If you are among those planning to visit Iran and enjoy Iran's wide range of tourist attractions, including 19 UNESCO-registered sites, as well as deserts and ski resorts, there are few important things you need to know before packing your bags.

Rule of the veil: the Islamic dress code

First of all, foreign visitors arriving in the Islamic Republic, have to understand the necessity for observing the Islamic dress code. There is no way around it. However, there is a question of comfort. Let's say a Washington DC teenage girl is a tourist in Iran, and she's booked for a desert hiking tour in Central Iran's Yazd Province - the rule of the veil still applies. The northern coast of the Persian Gulf is another issue - a sun bath is okay, as long as you're wearing a veil.

Alcohol, anyone?

Yes! A strict ban on alcoholic beverages is still in place in the Shia-dominated country which is the second issue that all tourists need to consider before booking their trip to the Islamic Republic. Since the 1979 Islamic Revolution, alcohol consumption has been strictly forbidden in the country and the offenders may face harsh punishments in Iran.

However, if risk is your middle name, the good news is that drinking among Iranians is quite widespread. It all takes place behind closed doors as there are no nightclubs and bars in the Islamic Republic.

Despite the mentioned obstacles, as always, there's a way around every problem. You will have a chance to enjoy your trip to Iran if you manage to find a good local fixer. Over the past three decades Iranian youth enjoyed their life as much as Americans and Europeans through underground activities and coming up with ideas to circumvent official bans.

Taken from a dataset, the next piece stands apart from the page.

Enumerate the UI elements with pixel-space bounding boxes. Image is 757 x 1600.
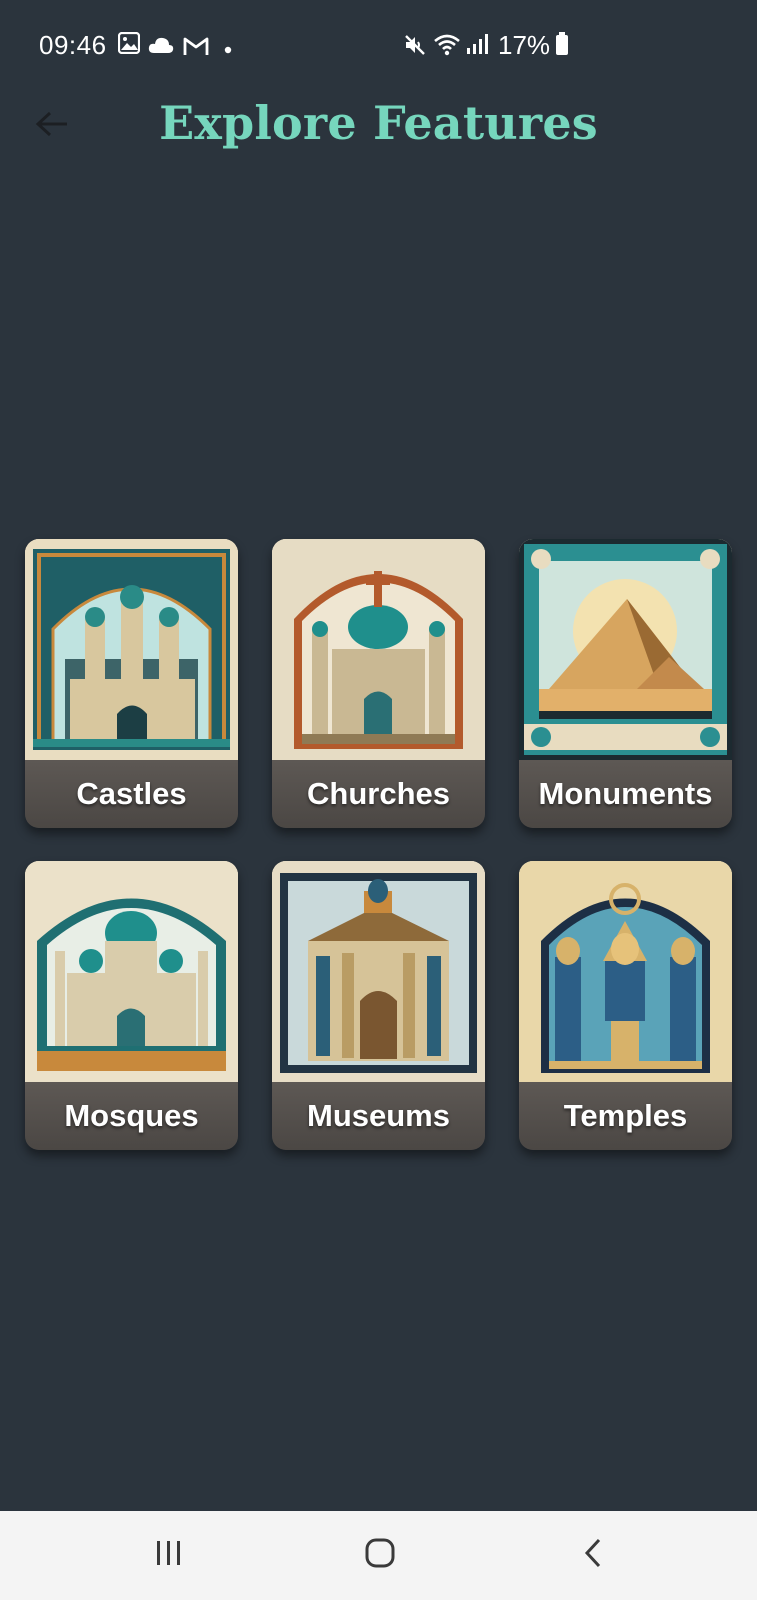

For instance just a couple of weeks ago, brainy Iranian tech geeks came up
with a fresh idea developing a mobile app to help fashionable girls and
women, avoid running into trouble with the Islamic Republic's morality

Hooked on hookah

If you are in search of an exotic environment to smoke a hookah or Shisha (qalyan in Persian), you should visit a typical Persian tea house, home of the hookah. Despite the government's anti-smoking drive and plans to remove the hookah from the Persian tradition, its rich aromas and ornate design has been an integrated part of Iran's culture for centuries. So do not get upset if someone tells you a hookah is not served in any public premises anymore. A good informant will easily arrange it in a garden of one of those hundreds of restaurants or tea-houses. In Iran it is also possible to try out different flavors of hookah, which feels especially good after a tasty meal. Speaking of meals...

Must try national dishes

Make sure that you have at least Chelo-Kabab and Dizi during your Iran trip alongside with a bunch of traditional meals such as Ghormeh sabzi, Fesenjan, Koofteh Tabrizi and so on. Chelo-Kabab is a simple but delicious meal cooked of saffroned Persian rice and kabab that you can easily find it across the country but those located in downtown Tehran , particularly at the Grand Bazaar, are the most advised ones to test. And if it is a cold and rainy day, Dizi, a lamb and chickpea stew, is something you would definitely enjoy.

Finally before leaving for Iran, make sure to check your status, as Iran doesn't offer visa on arrival, to the UK, US citizens, in particular.